The high-tech attack boat, with a crew of 134, sails into history as the first post-Cold War class of submarine designed for battlespace dominance against 21st century adversaries lurking in deep waters, near shore environments or on land.
The 377-foot-long sub, with a weight of more than 7,800 tons submerged, has the capability to travel more than 25 knots and dive below 800 feet. It has the ability to carry torpedoes, mines, cruise missiles, and transport Naval Special Warfare SEALs (Sea, Air, Land) around the world.
"Texas is a very elegant ship, but it is very lethal," said Mike Petters, president of Northrup Grumman Newport News in Newport News, Va., lead contractor that built the vessel in partnership with Groton, Conn.-based General Dynamics Electronic Boat.
Virginia-class submarines rank as the first to have an information systems technology department because of the heavy use of computers aboard the vessel.
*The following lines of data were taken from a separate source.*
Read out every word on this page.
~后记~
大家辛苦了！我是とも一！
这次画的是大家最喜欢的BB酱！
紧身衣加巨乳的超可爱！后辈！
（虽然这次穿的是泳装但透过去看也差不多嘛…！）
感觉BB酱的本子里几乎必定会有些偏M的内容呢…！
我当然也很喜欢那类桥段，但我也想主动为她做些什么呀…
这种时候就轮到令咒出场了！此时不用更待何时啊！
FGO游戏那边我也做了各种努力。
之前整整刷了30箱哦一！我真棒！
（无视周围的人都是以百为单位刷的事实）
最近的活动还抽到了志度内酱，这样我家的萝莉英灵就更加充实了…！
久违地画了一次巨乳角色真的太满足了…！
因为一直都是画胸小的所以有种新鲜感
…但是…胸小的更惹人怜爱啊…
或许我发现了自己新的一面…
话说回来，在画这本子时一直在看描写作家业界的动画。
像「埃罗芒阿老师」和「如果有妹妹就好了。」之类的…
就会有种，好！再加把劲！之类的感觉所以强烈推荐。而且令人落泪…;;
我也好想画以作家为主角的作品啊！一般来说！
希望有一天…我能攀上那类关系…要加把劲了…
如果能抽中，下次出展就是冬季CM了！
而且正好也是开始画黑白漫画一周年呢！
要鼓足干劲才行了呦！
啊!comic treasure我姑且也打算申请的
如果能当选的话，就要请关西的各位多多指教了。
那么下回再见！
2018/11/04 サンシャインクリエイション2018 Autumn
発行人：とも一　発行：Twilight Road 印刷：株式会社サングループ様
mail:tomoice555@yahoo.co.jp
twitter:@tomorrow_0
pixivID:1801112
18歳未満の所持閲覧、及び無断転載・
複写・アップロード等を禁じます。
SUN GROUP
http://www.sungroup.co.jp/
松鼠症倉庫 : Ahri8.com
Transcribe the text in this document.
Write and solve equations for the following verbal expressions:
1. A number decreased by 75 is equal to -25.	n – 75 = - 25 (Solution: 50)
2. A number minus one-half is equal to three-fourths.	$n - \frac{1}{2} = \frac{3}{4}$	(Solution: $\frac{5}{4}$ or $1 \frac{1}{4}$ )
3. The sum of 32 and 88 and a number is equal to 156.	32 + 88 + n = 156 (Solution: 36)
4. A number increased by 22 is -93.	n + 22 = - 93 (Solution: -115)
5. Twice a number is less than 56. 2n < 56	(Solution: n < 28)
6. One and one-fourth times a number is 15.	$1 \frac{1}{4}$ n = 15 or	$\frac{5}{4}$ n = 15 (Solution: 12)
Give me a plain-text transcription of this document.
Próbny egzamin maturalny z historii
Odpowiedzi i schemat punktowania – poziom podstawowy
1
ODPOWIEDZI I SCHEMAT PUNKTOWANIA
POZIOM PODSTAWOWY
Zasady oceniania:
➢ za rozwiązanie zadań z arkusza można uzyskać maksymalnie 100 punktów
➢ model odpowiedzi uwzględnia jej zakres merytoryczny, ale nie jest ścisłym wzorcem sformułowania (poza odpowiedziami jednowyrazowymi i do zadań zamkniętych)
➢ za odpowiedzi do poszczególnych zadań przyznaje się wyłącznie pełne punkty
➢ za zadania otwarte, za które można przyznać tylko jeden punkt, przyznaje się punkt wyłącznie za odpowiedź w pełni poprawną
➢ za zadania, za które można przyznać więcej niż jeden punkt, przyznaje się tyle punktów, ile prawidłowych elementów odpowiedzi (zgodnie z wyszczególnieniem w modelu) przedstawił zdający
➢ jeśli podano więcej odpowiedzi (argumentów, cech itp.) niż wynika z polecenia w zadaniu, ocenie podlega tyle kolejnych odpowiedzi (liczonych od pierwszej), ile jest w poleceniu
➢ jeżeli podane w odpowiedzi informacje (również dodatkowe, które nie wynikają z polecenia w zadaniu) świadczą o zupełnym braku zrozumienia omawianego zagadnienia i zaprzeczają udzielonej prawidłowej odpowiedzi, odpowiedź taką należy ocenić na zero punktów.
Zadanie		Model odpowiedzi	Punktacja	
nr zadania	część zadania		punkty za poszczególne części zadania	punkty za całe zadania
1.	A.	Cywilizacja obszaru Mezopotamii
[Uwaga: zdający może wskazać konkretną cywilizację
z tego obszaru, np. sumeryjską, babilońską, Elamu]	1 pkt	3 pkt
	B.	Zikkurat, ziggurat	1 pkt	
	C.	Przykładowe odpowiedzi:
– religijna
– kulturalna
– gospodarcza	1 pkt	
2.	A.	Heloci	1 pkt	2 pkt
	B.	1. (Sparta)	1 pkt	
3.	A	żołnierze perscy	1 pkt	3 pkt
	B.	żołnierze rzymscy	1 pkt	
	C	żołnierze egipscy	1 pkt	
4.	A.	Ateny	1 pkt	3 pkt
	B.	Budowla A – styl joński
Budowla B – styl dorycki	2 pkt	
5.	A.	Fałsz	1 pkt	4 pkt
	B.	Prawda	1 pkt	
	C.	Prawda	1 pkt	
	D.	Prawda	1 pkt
For example, photonic masts that don't penetrate the surface have replaced the traditional periscope, and more than 60 computer and information screens fill the control room. The sub's Multi-Mission Module will allow crews to use the latest technological equipment.
The nuclear-powered sub's reactor plant will not require refueling during the boat's planned lifespan.
The Navy has a planned class size of 30 vessels. More than 4,000 suppliers in 47 states and the District of Columbia produce millions of parts for the submarines.
The Naval Air Station Fort Worth Joint Reserve-based Navy Reserve squadron, Strike Fighter Squadron (VFA) 201 Hunters flew over the ceremony in two F/A-18 Hornets, while an F4F Corsair, F-6F Wildcat and SBD Dauntless soared overhead in 1940s warplanes from the Lone Star Flight Museum in Galveston.